The ostentation of the funeral provoked mixed reactions. John Evelyn reported that it was “it was the joyfullest funeral that ever I saw, for there was none that Cried, but dogs, which the soldiers hooted away with a barbarous noise, drinking & taking tobacco in the streets as they went”. Cromwell was succeeded as Protector by his son Richard but the regime lasted less than a year and by 1660 the English had invited Charles II to become their king. One of the first royal acts was to order the trial of 12 surviving regicides who were convicted and then hung, drawn and quartered as traitors. Newly Royalist Parliament also ordered the posthumous execution of three deceased regicides Cromwell, John Bradshaw and Henry Ireton. Cromwell’s remains were removed from the middle wall of the Lady Chapel in Westminster Abbey and taken to the Red Lion Inn in Holborn, where he was joined by Ireton and Bradshaw. On the morning of January 30 1661, the anniversary of the execution of Charles the First, the three corpses, in open coffins, were taken to Tyburn where they were hung in public view until the late afternoon. As the light began to fade the bodies were taken down and beheaded – it took eight blows to separate Cromwell’s head from his body. The bodies were thrown into a pit at Tyburn and the heads impaled on spikes on twenty foot poles and raised above Westminster Hall. There the heads remained until the late 1680’s.

The 'Wilkinson' head photographed in the late Fifties

Cromwell’s head went missing in around 1688 when a storm snapped the pole on which it was impaled and the head fell into the grounds of Westminster Hall. A sentry found it and hid it in the chimney of his house, ignoring the considerable reward that was offered for its return. No one knows what happened to the head after this until it reappeared in 1710 in the Cabinet of Curiosities owned by Claudius Du Puy who put it on public display. Du Puy boasted to a German visitor that he could get 60 guineas for the head if he wished to sell it. On Du Puy’s death in 1738 the head passed through various hands; a failed comic actor named Samuel Russell used to produce the head and pass it around at drunken revels, the clumsy hands of the carousers causing “irreparable erosion of its features”. The Hughes Brothers put it on public display in Bond Street and charged two shillings and sixpence to see it but the venture was a failure as many potential customers simply did not believe that it was the head of Cromwell.     

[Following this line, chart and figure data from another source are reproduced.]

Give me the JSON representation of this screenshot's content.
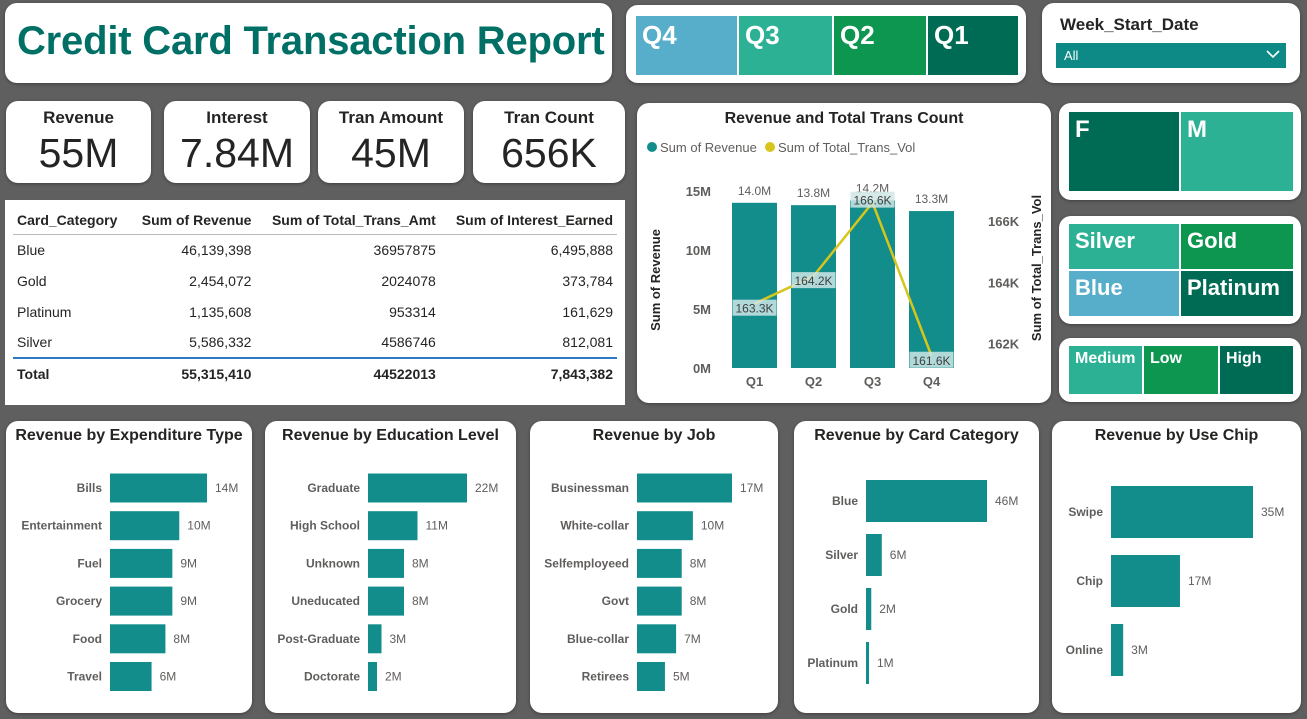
{
  "report_title": "Credit Card Transaction Report",
  "quarter_slicer": {
    "items": [
      "Q4",
      "Q3",
      "Q2",
      "Q1"
    ],
    "colors": [
      "#56aecb",
      "#2cb195",
      "#0c9650",
      "#006b55"
    ]
  },
  "week_slicer": {
    "label": "Week_Start_Date",
    "selected": "All"
  },
  "kpis": [
    {
      "title": "Revenue",
      "value": "55M"
    },
    {
      "title": "Interest",
      "value": "7.84M"
    },
    {
      "title": "Tran Amount",
      "value": "45M"
    },
    {
      "title": "Tran Count",
      "value": "656K"
    }
  ],
  "table": {
    "columns": [
      "Card_Category",
      "Sum of Revenue",
      "Sum of Total_Trans_Amt",
      "Sum of Interest_Earned"
    ],
    "rows": [
      [
        "Blue",
        "46,139,398",
        "36957875",
        "6,495,888"
      ],
      [
        "Gold",
        "2,454,072",
        "2024078",
        "373,784"
      ],
      [
        "Platinum",
        "1,135,608",
        "953314",
        "161,629"
      ],
      [
        "Silver",
        "5,586,332",
        "4586746",
        "812,081"
      ]
    ],
    "total": [
      "Total",
      "55,315,410",
      "44522013",
      "7,843,382"
    ]
  },
  "gender_slicer": {
    "items": [
      "F",
      "M"
    ],
    "colors": [
      "#006b55",
      "#2cb195"
    ]
  },
  "category_slicer": {
    "items": [
      "Silver",
      "Gold",
      "Blue",
      "Platinum"
    ],
    "colors": [
      "#2cb195",
      "#0c9650",
      "#56aecb",
      "#006b55"
    ]
  },
  "income_slicer": {
    "items": [
      "Medium",
      "Low",
      "High"
    ],
    "colors": [
      "#2cb195",
      "#0c9650",
      "#006b55"
    ]
  },
  "chart_data": [
    {
      "type": "combo",
      "title": "Revenue and Total Trans Count",
      "legend": [
        "Sum of Revenue",
        "Sum of Total_Trans_Vol"
      ],
      "legend_position": "top-left",
      "colors": {
        "bar": "#138c8c",
        "line": "#d6c51b"
      },
      "categories": [
        "Q1",
        "Q2",
        "Q3",
        "Q4"
      ],
      "series": [
        {
          "name": "Sum of Revenue",
          "values": [
            14.0,
            13.8,
            14.2,
            13.3
          ],
          "labels": [
            "14.0M",
            "13.8M",
            "14.2M",
            "13.3M"
          ],
          "axis": "left"
        },
        {
          "name": "Sum of Total_Trans_Vol",
          "values": [
            163.3,
            164.2,
            166.6,
            161.6
          ],
          "labels": [
            "163.3K",
            "164.2K",
            "166.6K",
            "161.6K"
          ],
          "axis": "right"
        }
      ],
      "ylabel": "Sum of Revenue",
      "y2label": "Sum of Total_Trans_Vol",
      "y_ticks": [
        "0M",
        "5M",
        "10M",
        "15M"
      ],
      "ylim": [
        0,
        15
      ],
      "y2_ticks": [
        "162K",
        "164K",
        "166K"
      ],
      "y2_tick_values": [
        162,
        164,
        166
      ],
      "y2lim": [
        161.2,
        166.98
      ]
    },
    {
      "type": "bar",
      "orientation": "horizontal",
      "title": "Revenue by Expenditure Type",
      "categories": [
        "Bills",
        "Entertainment",
        "Fuel",
        "Grocery",
        "Food",
        "Travel"
      ],
      "values": [
        14,
        10,
        9,
        9,
        8,
        6
      ],
      "labels": [
        "14M",
        "10M",
        "9M",
        "9M",
        "8M",
        "6M"
      ]
    },
    {
      "type": "bar",
      "orientation": "horizontal",
      "title": "Revenue by Education Level",
      "categories": [
        "Graduate",
        "High School",
        "Unknown",
        "Uneducated",
        "Post-Graduate",
        "Doctorate"
      ],
      "values": [
        22,
        11,
        8,
        8,
        3,
        2
      ],
      "labels": [
        "22M",
        "11M",
        "8M",
        "8M",
        "3M",
        "2M"
      ]
    },
    {
      "type": "bar",
      "orientation": "horizontal",
      "title": "Revenue by Job",
      "categories": [
        "Businessman",
        "White-collar",
        "Selfemployeed",
        "Govt",
        "Blue-collar",
        "Retirees"
      ],
      "values": [
        17,
        10,
        8,
        8,
        7,
        5
      ],
      "labels": [
        "17M",
        "10M",
        "8M",
        "8M",
        "7M",
        "5M"
      ]
    },
    {
      "type": "bar",
      "orientation": "horizontal",
      "title": "Revenue by Card Category",
      "categories": [
        "Blue",
        "Silver",
        "Gold",
        "Platinum"
      ],
      "values": [
        46,
        6,
        2,
        1
      ],
      "labels": [
        "46M",
        "6M",
        "2M",
        "1M"
      ]
    },
    {
      "type": "bar",
      "orientation": "horizontal",
      "title": "Revenue by Use Chip",
      "categories": [
        "Swipe",
        "Chip",
        "Online"
      ],
      "values": [
        35,
        17,
        3
      ],
      "labels": [
        "35M",
        "17M",
        "3M"
      ]
    }
  ]
}
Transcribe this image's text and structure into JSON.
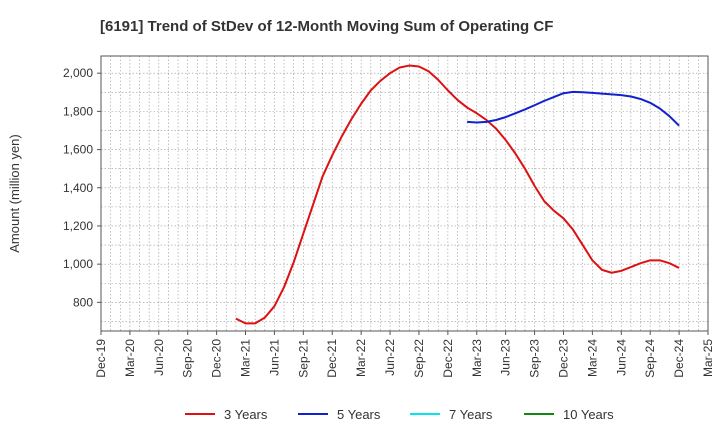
{
  "chart_data": {
    "type": "line",
    "title": "[6191]  Trend of StDev of 12-Month Moving Sum of Operating CF",
    "xlabel": "",
    "ylabel": "Amount (million yen)",
    "ylim": [
      650,
      2090
    ],
    "yticks": [
      800,
      1000,
      1200,
      1400,
      1600,
      1800,
      2000
    ],
    "ytick_labels": [
      "800",
      "1,000",
      "1,200",
      "1,400",
      "1,600",
      "1,800",
      "2,000"
    ],
    "x_start": "2019-12",
    "x_end": "2025-03",
    "xtick_labels": [
      "Dec-19",
      "Mar-20",
      "Jun-20",
      "Sep-20",
      "Dec-20",
      "Mar-21",
      "Jun-21",
      "Sep-21",
      "Dec-21",
      "Mar-22",
      "Jun-22",
      "Sep-22",
      "Dec-22",
      "Mar-23",
      "Jun-23",
      "Sep-23",
      "Dec-23",
      "Mar-24",
      "Jun-24",
      "Sep-24",
      "Dec-24",
      "Mar-25"
    ],
    "grid": true,
    "legend_position": "bottom",
    "series": [
      {
        "name": "3 Years",
        "color": "#dd1111",
        "points": [
          [
            "2021-02",
            715
          ],
          [
            "2021-03",
            690
          ],
          [
            "2021-04",
            690
          ],
          [
            "2021-05",
            720
          ],
          [
            "2021-06",
            780
          ],
          [
            "2021-07",
            880
          ],
          [
            "2021-08",
            1010
          ],
          [
            "2021-09",
            1160
          ],
          [
            "2021-10",
            1310
          ],
          [
            "2021-11",
            1460
          ],
          [
            "2021-12",
            1570
          ],
          [
            "2022-01",
            1670
          ],
          [
            "2022-02",
            1760
          ],
          [
            "2022-03",
            1840
          ],
          [
            "2022-04",
            1910
          ],
          [
            "2022-05",
            1960
          ],
          [
            "2022-06",
            2000
          ],
          [
            "2022-07",
            2030
          ],
          [
            "2022-08",
            2040
          ],
          [
            "2022-09",
            2035
          ],
          [
            "2022-10",
            2010
          ],
          [
            "2022-11",
            1965
          ],
          [
            "2022-12",
            1910
          ],
          [
            "2023-01",
            1860
          ],
          [
            "2023-02",
            1820
          ],
          [
            "2023-03",
            1790
          ],
          [
            "2023-04",
            1755
          ],
          [
            "2023-05",
            1710
          ],
          [
            "2023-06",
            1650
          ],
          [
            "2023-07",
            1580
          ],
          [
            "2023-08",
            1500
          ],
          [
            "2023-09",
            1410
          ],
          [
            "2023-10",
            1330
          ],
          [
            "2023-11",
            1280
          ],
          [
            "2023-12",
            1240
          ],
          [
            "2024-01",
            1180
          ],
          [
            "2024-02",
            1100
          ],
          [
            "2024-03",
            1020
          ],
          [
            "2024-04",
            970
          ],
          [
            "2024-05",
            955
          ],
          [
            "2024-06",
            965
          ],
          [
            "2024-07",
            985
          ],
          [
            "2024-08",
            1005
          ],
          [
            "2024-09",
            1020
          ],
          [
            "2024-10",
            1020
          ],
          [
            "2024-11",
            1005
          ],
          [
            "2024-12",
            980
          ]
        ]
      },
      {
        "name": "5 Years",
        "color": "#1122cc",
        "points": [
          [
            "2023-02",
            1745
          ],
          [
            "2023-03",
            1742
          ],
          [
            "2023-04",
            1745
          ],
          [
            "2023-05",
            1755
          ],
          [
            "2023-06",
            1770
          ],
          [
            "2023-07",
            1790
          ],
          [
            "2023-08",
            1810
          ],
          [
            "2023-09",
            1832
          ],
          [
            "2023-10",
            1855
          ],
          [
            "2023-11",
            1875
          ],
          [
            "2023-12",
            1895
          ],
          [
            "2024-01",
            1902
          ],
          [
            "2024-02",
            1900
          ],
          [
            "2024-03",
            1897
          ],
          [
            "2024-04",
            1893
          ],
          [
            "2024-05",
            1889
          ],
          [
            "2024-06",
            1885
          ],
          [
            "2024-07",
            1878
          ],
          [
            "2024-08",
            1865
          ],
          [
            "2024-09",
            1845
          ],
          [
            "2024-10",
            1815
          ],
          [
            "2024-11",
            1775
          ],
          [
            "2024-12",
            1725
          ]
        ]
      },
      {
        "name": "7 Years",
        "color": "#00e5ee",
        "points": []
      },
      {
        "name": "10 Years",
        "color": "#118811",
        "points": []
      }
    ]
  }
}
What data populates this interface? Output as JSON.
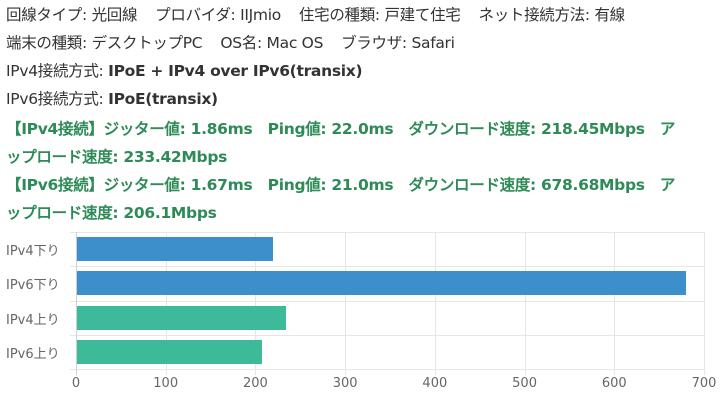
{
  "info": {
    "line_type_label": "回線タイプ: ",
    "line_type": "光回線",
    "provider_label": "プロバイダ: ",
    "provider": "IIJmio",
    "housing_label": "住宅の種類: ",
    "housing": "戸建て住宅",
    "net_method_label": "ネット接続方法: ",
    "net_method": "有線",
    "device_label": "端末の種類: ",
    "device": "デスクトップPC",
    "os_label": "OS名: ",
    "os": "Mac OS",
    "browser_label": "ブラウザ: ",
    "browser": "Safari",
    "ipv4_method_label": "IPv4接続方式: ",
    "ipv4_method": "IPoE + IPv4 over IPv6(transix)",
    "ipv6_method_label": "IPv6接続方式: ",
    "ipv6_method": "IPoE(transix)"
  },
  "results": {
    "ipv4": {
      "line1": "【IPv4接続】ジッター値: 1.86ms　Ping値: 22.0ms　ダウンロード速度: 218.45Mbps　ア",
      "line2": "ップロード速度: 233.42Mbps"
    },
    "ipv6": {
      "line1": "【IPv6接続】ジッター値: 1.67ms　Ping値: 21.0ms　ダウンロード速度: 678.68Mbps　ア",
      "line2": "ップロード速度: 206.1Mbps"
    }
  },
  "colors": {
    "download": "#3d8fcc",
    "upload": "#3dba9a",
    "result_text": "#2e8b57"
  },
  "chart_data": {
    "type": "bar",
    "orientation": "horizontal",
    "categories": [
      "IPv4下り",
      "IPv6下り",
      "IPv4上り",
      "IPv6上り"
    ],
    "values": [
      218.45,
      678.68,
      233.42,
      206.1
    ],
    "bar_colors": [
      "#3d8fcc",
      "#3d8fcc",
      "#3dba9a",
      "#3dba9a"
    ],
    "title": "",
    "xlabel": "",
    "ylabel": "",
    "xlim": [
      0,
      700
    ],
    "xticks": [
      "0",
      "100",
      "200",
      "300",
      "400",
      "500",
      "600",
      "700"
    ],
    "grid": true,
    "legend": "none"
  }
}
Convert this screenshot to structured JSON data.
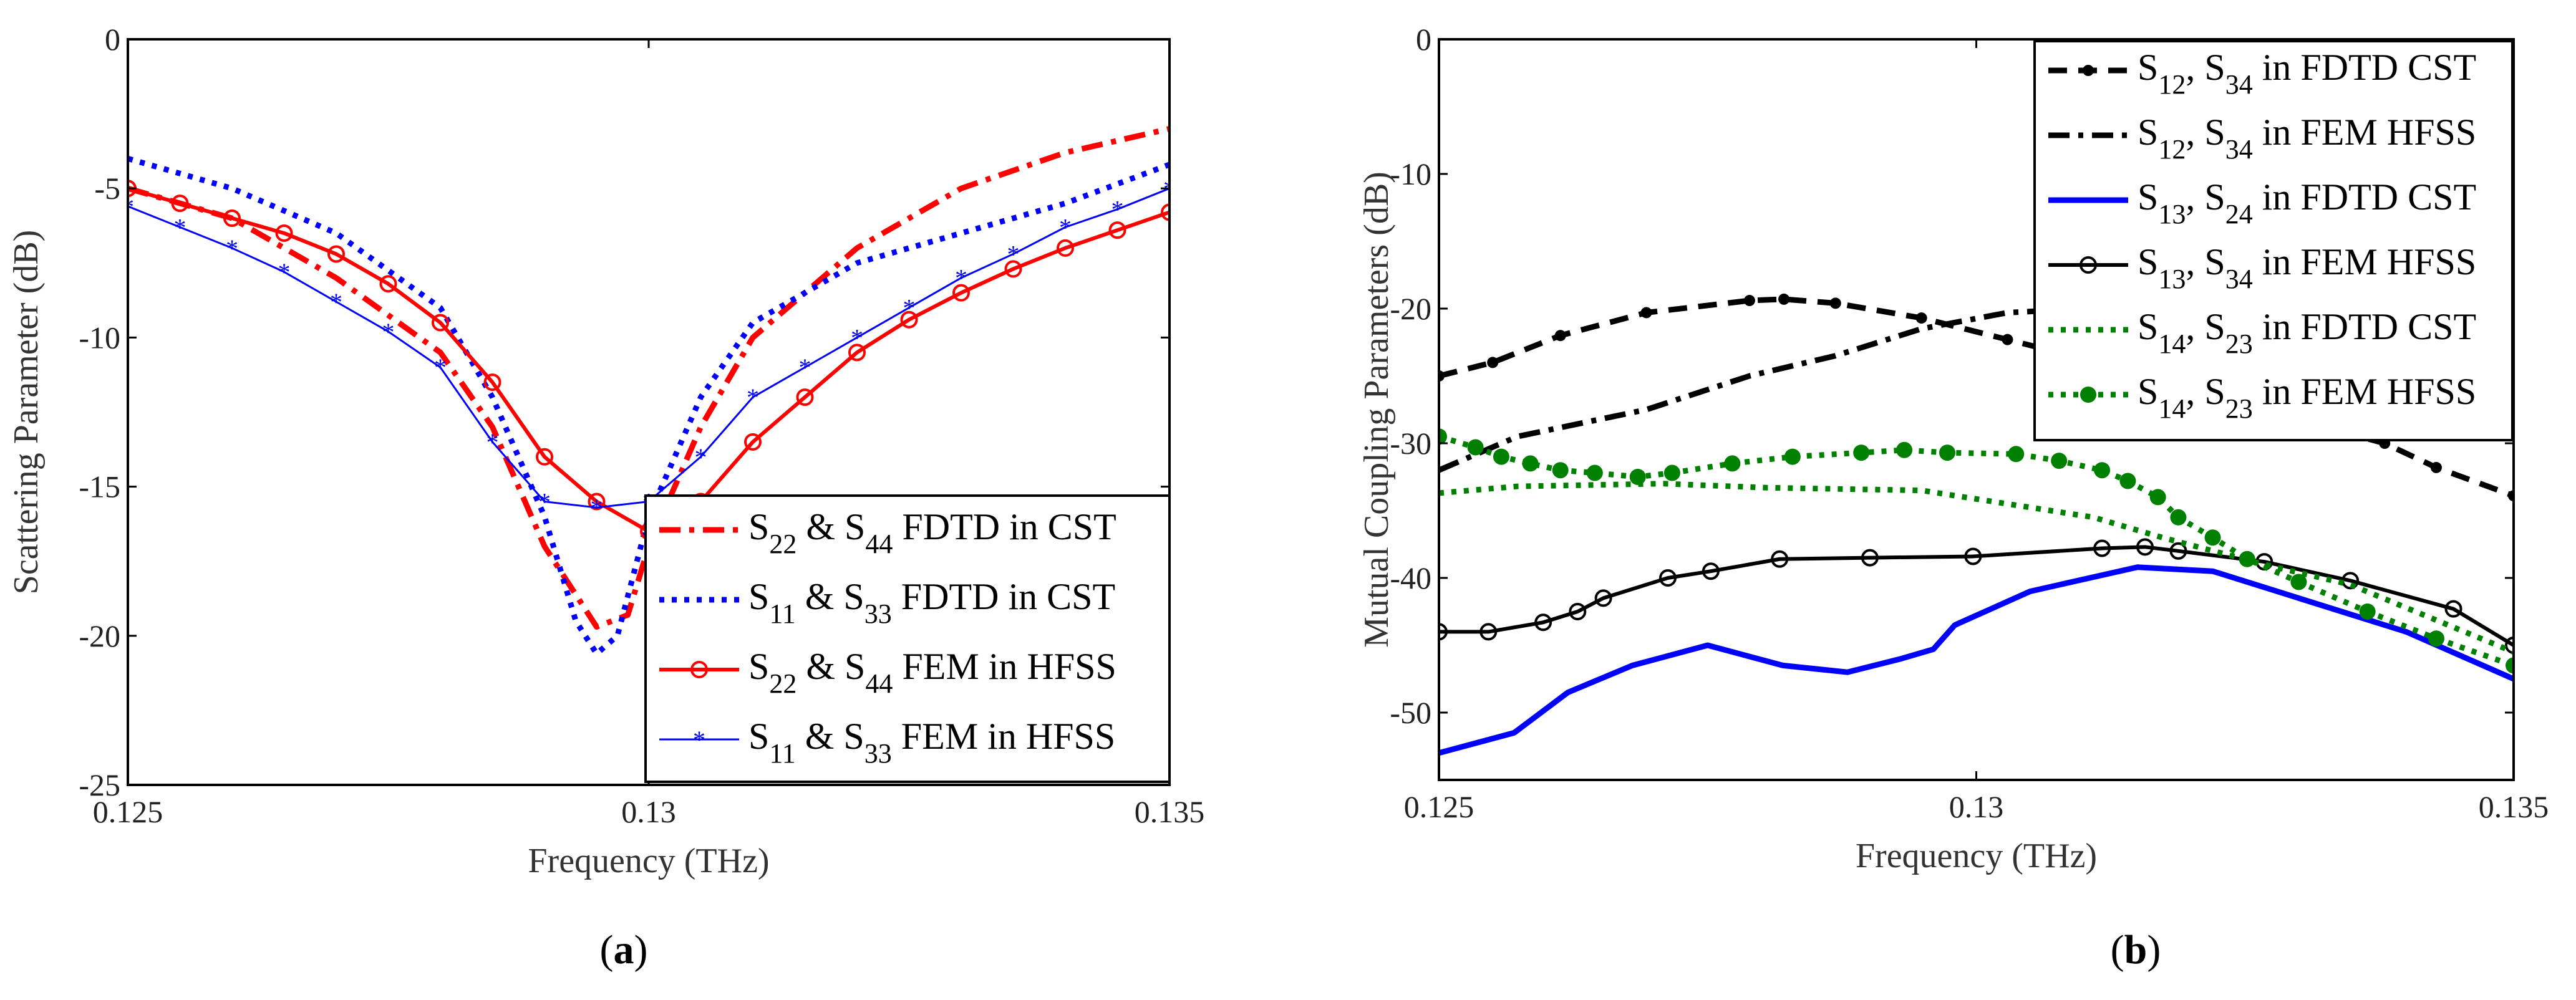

One of the ferocious head hunters
of Sidney Sussex College
In 1815 one of the Hughes’ descendants sold the head to Josiah Henry Wilkinson who astonished the novelist Maria Edgeworth by producing it one morning at breakfast “not his picture—not his bust—nothing of stone or marble or plaster of Paris, but his real head”. On the other hand Thomas Carlyle point blank refused to see it or to believe that the head could be Cromwell’s “it has hair, flesh and beard, a written history bearing that it was procured for £100 (I think of bad debt) about 50 years ago...the whole affair appears to be fraudulent moonshine, an element not pleasant even to glance into, especially in a case like Oliver's.” There were other candidates to be the authentic head of Cromwell – a skull in the Ashmolean museum in particular made strong claims to the one and only genuine article. The distinguished physician George Rolleston examined both heads and thought that the Ashmolean skull was a fake, a verdict concurred with by later investigators who pointed out that it had been pierced from the top, not the bottom, and that there were no vestiges of skin, flash or hair as would be expected from an embalmed head. In 1960 a descendent of Wilkinson’s presented the head to Sidney Sussex College in Cambridge where Cromwell had been a student. On March 25 1960 the head was finally reburied in the college chapel inside an airtight container with just a few witnesses. The burial was only made public in October 1962 and a plaque now marks the approximate spot, the exact location remaining a closely guarded secret.